Location

Class: Mondays 5:30 PM - 8:00 PM
Date Range: Jan. 13 - May 6, 2021
Location: virtual

Instructor

- Name: Eduard C. Dragut
- Email: edragut@temple.edu
- Office: SERC 348
- Office Hours: Mondays 10:00AM - 12:00 AM or by email appointment

Teaching Assistants

- Branimir Ljubic

Course Descriptions

The goal of the course is to get exposure to emergent and fast moving technology of Big Data and Cloud Computing. Big Data is now recognized as a critical enabling technology for business and research in all fields. We are increasingly confronted with the challenges of processing large and diverse amount of data fast.
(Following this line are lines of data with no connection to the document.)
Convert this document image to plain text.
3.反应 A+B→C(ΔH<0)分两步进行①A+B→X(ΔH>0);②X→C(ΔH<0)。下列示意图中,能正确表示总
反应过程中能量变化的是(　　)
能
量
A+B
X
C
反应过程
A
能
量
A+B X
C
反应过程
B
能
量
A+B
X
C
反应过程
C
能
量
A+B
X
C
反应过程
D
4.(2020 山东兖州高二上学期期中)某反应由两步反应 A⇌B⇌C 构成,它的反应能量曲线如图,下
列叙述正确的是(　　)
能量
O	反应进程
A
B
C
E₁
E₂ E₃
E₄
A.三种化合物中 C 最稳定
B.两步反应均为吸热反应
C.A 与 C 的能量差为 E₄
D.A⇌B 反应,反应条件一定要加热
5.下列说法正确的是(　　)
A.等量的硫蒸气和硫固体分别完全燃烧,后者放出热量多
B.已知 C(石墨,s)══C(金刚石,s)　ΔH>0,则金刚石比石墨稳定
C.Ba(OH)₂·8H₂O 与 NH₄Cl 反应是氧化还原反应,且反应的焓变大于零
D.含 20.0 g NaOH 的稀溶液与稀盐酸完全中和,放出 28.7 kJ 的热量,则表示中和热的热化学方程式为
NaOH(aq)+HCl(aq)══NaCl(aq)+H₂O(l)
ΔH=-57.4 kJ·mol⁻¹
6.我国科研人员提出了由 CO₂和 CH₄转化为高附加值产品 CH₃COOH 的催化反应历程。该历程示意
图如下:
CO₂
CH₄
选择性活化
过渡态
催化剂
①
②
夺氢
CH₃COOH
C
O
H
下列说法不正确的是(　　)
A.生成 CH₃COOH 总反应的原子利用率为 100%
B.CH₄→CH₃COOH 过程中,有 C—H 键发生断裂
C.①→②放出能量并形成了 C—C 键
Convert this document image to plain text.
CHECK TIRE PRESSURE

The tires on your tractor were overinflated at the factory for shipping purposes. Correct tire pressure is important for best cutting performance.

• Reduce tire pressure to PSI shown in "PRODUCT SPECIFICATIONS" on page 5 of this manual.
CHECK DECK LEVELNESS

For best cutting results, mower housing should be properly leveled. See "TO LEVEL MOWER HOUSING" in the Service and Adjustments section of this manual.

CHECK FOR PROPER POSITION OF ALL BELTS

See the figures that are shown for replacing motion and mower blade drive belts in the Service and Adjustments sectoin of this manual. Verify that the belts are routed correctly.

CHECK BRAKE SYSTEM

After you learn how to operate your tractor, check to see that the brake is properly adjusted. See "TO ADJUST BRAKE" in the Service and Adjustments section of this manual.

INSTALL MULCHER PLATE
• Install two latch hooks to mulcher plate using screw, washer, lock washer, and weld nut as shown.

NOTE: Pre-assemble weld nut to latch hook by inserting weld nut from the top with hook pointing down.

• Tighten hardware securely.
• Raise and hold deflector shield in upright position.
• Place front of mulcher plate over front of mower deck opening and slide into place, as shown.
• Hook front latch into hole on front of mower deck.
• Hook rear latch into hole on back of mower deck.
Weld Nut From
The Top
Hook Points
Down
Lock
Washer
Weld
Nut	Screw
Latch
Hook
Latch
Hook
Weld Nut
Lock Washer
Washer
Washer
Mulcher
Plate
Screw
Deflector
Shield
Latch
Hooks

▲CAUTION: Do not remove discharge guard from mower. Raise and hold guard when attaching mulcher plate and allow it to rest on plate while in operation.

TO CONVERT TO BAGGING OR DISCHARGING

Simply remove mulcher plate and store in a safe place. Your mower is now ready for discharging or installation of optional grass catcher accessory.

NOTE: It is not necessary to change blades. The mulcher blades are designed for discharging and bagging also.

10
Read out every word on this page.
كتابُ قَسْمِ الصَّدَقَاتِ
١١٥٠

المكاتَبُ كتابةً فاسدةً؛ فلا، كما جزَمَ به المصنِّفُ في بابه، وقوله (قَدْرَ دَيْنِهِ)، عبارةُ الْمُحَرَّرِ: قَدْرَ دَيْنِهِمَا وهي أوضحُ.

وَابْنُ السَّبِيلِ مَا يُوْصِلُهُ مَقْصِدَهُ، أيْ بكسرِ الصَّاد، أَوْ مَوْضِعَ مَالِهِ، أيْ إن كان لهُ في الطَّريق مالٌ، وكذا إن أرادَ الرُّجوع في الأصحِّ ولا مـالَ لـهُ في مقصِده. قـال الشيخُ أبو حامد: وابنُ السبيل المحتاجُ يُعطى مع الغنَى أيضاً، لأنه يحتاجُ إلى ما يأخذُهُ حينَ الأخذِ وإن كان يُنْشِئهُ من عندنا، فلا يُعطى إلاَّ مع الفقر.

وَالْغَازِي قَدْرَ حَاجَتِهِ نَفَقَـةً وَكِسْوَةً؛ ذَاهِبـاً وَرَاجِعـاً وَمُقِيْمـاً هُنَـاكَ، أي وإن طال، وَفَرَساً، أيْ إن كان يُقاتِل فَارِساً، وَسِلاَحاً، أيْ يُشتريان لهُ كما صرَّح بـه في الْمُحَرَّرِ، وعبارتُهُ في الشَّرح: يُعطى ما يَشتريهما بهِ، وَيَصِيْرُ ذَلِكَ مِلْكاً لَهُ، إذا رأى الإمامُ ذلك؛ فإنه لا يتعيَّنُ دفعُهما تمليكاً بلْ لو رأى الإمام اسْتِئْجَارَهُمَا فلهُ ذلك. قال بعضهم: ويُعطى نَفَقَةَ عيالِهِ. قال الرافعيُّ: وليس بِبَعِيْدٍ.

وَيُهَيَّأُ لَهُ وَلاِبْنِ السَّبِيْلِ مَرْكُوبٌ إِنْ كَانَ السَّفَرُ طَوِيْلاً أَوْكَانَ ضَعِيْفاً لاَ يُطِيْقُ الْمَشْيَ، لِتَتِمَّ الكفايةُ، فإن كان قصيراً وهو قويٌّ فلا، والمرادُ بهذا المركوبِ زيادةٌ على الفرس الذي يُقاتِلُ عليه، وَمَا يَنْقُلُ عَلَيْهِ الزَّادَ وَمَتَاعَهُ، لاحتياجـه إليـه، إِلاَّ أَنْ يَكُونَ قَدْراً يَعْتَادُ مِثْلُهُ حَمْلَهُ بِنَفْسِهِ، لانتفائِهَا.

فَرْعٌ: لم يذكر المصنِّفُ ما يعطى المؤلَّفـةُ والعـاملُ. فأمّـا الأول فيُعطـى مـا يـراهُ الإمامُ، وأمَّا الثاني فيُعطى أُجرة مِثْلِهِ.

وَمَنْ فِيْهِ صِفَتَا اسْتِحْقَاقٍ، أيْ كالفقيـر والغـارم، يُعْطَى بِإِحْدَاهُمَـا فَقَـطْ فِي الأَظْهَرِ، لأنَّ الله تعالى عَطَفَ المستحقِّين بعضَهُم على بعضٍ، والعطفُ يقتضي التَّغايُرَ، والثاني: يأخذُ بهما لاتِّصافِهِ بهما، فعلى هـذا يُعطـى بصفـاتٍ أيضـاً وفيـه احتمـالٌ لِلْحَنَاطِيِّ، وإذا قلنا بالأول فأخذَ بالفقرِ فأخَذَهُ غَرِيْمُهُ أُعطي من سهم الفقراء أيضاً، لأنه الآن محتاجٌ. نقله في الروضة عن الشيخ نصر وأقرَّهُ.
The proposed solutions are software layers that enable the processing of data in parallel and distributed environments. In this course, you will learn about basic methods in collecting, wrangling, and structuring data; programming models for computation across many nodes; standard toolkits for data analysis; and popular distributed frameworks for analytics tasks. The course material is drawn from textbooks as well as recent research literature. We will cover the following topics:
- Distributed computing models
- MapReduce
- Data Models and Cleaning
- Iterative and Stream Processing
- Data Science Applications
- Data Ethics & Privacy

Prerequisites

- Basic familiarity with the relational data model and SQL.
- Programming ability in Python and Java are also required.
- Basic familiarity with probability and statistics.
- If you do not meet any of these prerequisites, please see me asap.

Textbooks

The content of the course will mostly from the following textbook:
- Cloud Computing Solutions Architect: A Hands-on Approach, Bahga and Madisetti, 2019, ISBN: 978-0-9960255-9-1
- Mining of Massive Datasets, by Jure Leskovec, Anand Rajaraman, Jeff Ullman book website
A number of topics will be covered from
- Data Science from Scratch, by Grus, from O'Reilly. An online version can be accessed from O'Reilly's Safari service.
- Python for Data Analysis, by McKinney, from O'Reilly.
- Additional materials will be provided in the form of technical papers.

Workload

- Homework (at least 4, not more than 6)
- Quizzes (about 6, every 2 weeks)
- Midterm Exam (Date: TBD)
- Final Exam (Date: TBD). Final exam is cumulative.

Project

- TBD

Grading

The final grade will be based upon the following:
- Assignments: 50%.
- Quizzes: 20%
- Final Exam: 30%
- Extra-credit points may be given, up to 5%, based on the activity in class and the labs.

Late Submission Policy

Late submission is subject to a 10% penalty for each day late. After three days, late submissions will not be accepted. Students are strongly advised that any act of cheating will result in a score of 0 for the entire assignment and repeat offences will be reported to the Office of the Dean of Students and will result in an automatic F grade. You are encouraged to discuss problems and ideas but the final solution or code must be your own.

Classroom Requirements

  • Cell phones must be turned off or set on vibrate during class.
  • Laptop/notebook computers and tablets cannot be used during class.

Disability Disclosure

Any student who has a need for accommodation based on the impact of a disability should contact me privately to discuss the specific situation as soon as possible. Contact Disability Resources and Services at 215-204-1280 in Room 100, Ritter Annex to coordinate reasonable accommodations for students with documented disabilities.